Regína sacratíssimi Rosárii, ora pro nobis!

IHS

Ave Maria!
Twelfth Sunday after Pentecost—7 August AD 2016

Ordinary of the Mass
Mass Text - Latin
Mass Text - English

 

“For if the ministration of condemnation be glory,
much more the ministration of justice aboundeth in glory.”[1]

    One of the difficulties faced by the Apostles was that many of their converts from Judaism insisted that it was still necessary to keep the Mosaic Law, and that converts from paganism had to become Jewish before they could be baptized as Christians.  On some level, their confusion is understandable for part of the Mosaic Law contains the Natural Moral Law—things like “thou shalt not kill,” “thou shalt not steal,” “thou shalt not commit adultery,” and so forth.  The Natural Moral Law is known even without revelation, for human society simply cannot function if people feel free to violate it's precepts.  Our Lord spoke of these things when He said: “I have come not to destroy the Law, but to fulfill it; not one not, not one tittle shall pass from the Law until it be fulfilled.”[2]  Surely, that portion of the Mosaic Law that contained the Natural Moral Law had to be retained, and must be followed to this day by all people—Jews, Christians, or whatever.

    But the Mosaic Law prescribed a number of other things—largely ceremonial—that would indeed pass away with the New Covenant that is Christianity.  We no longer observe the kosher food laws, for example.  Baptism has replaced circumcision, and Holy Mass has replaced the animal and cereal sacrifices of the Temple.

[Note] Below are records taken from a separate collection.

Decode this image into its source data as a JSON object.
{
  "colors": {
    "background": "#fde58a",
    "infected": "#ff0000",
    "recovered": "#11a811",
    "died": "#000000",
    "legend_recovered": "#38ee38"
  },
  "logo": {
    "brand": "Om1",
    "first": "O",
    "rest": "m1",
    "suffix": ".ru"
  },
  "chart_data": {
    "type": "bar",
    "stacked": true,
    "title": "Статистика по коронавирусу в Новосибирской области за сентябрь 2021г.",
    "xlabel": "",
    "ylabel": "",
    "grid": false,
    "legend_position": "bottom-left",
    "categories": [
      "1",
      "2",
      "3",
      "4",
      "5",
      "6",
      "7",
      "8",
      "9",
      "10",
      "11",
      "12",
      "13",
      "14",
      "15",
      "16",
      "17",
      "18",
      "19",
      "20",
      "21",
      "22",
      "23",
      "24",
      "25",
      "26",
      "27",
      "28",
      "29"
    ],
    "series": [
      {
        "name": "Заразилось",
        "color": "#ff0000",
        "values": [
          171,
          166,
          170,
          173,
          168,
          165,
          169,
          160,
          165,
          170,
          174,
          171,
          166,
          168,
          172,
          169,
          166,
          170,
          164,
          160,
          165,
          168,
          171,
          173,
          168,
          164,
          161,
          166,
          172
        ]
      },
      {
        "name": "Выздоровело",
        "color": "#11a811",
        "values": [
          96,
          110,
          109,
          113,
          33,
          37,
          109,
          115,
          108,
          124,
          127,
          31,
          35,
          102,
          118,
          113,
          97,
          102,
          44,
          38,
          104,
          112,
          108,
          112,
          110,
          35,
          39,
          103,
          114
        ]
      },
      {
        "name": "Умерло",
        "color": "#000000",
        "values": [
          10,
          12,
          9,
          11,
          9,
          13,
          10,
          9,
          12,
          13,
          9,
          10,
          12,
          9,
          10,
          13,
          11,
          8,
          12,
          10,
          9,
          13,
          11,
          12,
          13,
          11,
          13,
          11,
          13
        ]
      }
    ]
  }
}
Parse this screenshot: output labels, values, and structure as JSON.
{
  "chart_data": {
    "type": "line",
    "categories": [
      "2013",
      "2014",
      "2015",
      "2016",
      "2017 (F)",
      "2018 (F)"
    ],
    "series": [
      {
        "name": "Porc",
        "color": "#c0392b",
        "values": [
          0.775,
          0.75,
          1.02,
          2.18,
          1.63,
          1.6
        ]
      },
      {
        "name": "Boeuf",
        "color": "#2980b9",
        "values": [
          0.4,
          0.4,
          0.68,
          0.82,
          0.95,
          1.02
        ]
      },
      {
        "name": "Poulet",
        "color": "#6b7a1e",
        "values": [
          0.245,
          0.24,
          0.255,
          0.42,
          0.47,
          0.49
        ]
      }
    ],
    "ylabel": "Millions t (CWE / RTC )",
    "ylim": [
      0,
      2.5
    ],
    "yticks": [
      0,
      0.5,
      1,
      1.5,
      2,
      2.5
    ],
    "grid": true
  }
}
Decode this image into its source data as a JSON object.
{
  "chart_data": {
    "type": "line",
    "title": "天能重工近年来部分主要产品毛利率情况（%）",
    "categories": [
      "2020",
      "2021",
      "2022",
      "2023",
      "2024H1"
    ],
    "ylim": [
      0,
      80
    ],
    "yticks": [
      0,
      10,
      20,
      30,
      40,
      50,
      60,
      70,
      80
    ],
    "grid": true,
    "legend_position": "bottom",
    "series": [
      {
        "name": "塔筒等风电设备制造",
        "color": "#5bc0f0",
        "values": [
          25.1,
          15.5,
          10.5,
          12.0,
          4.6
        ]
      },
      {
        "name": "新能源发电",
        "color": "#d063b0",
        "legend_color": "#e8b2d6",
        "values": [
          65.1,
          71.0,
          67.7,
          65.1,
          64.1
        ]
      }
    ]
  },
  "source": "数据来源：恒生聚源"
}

    Yet, in today's Epistle, Saint Paul is pointing out that the Mosaic Law contained a list of do's and don'ts that were intended to please God, but which did not make the practitioner of the Law radically holy.  The Old Law was limited to keeping one out of trouble with God—at least for those who carefully followed it.  What Saint Paul calls the “ministration of justice,” might, also be called the “process of justification.”  It is the process by which the soul receives sanctifying grace and becomes holy and pleasing to God.  This “ministration of justice” is far more glorious than the ministration of the Old Covenant, for instead of making the face of one man, Moses, glow with God's  glory,  the soul of every Christian man and woman glows with sanctifying grace.  In the New Covenant Jesus glorifies the Father by making us as we were before the fall of Adam and Eve—the image and likeness of God is restored in the souls of the faithful.  God is glorified by every soul that persists in the state of grace.  The glow of the justified soul may be invisible to us in this life, but it will be clearly seen in Beatific Vision of God in the next life.

    The admonition to “love God with thy whole heart ... and thy neighbor as thy self,” is a capsule summary of the Law that we must observe.  If we love God we will be enthusiastic about worshipping Him, keeping His day holy, and speaking His name only with the reverence it deserves.  Likewise, if we love our neighbor, we will be enthusiastic about avoiding all of those behaviors which make life in society difficult or impossible—those behaviors that keep human society from functioning—the beating, and the cheating, and the lying and the stealing, and so forth.

    Finally, let me point out that the hero in today's  Gospel was chosen by our Lord to make a point.  The Samaritans were considered outcasts and outsiders in Jewish society.  During the captivity of northern Israel in Assyria (734-732 BC & 724-721 BC), the Assyrian king settled foreign people in the territory of Samaria.[3] At first they venerated their foreign gods, so the King sent a Jewish priest to them to learn the veneration of the true God.  By the time of Christ they had done away with the false gods, but claimed a somewhat different set of Scriptures and had set up their own temple at Mount Gerizim, and refused to worship at the Temple in Jerusalem.  Today's parable makes a neighbor out of someone who might have been a stranger.  The point being that we must be neighbor even to people who may be very different from ourselves.

    Only if we love God and our neighbor as ourselves can the “ministration of justice” abide in us so that we will one day share glory with God in heaven.  Only if our souls glow with sanctifying grace on earth will they glow with God’s glory in heaven.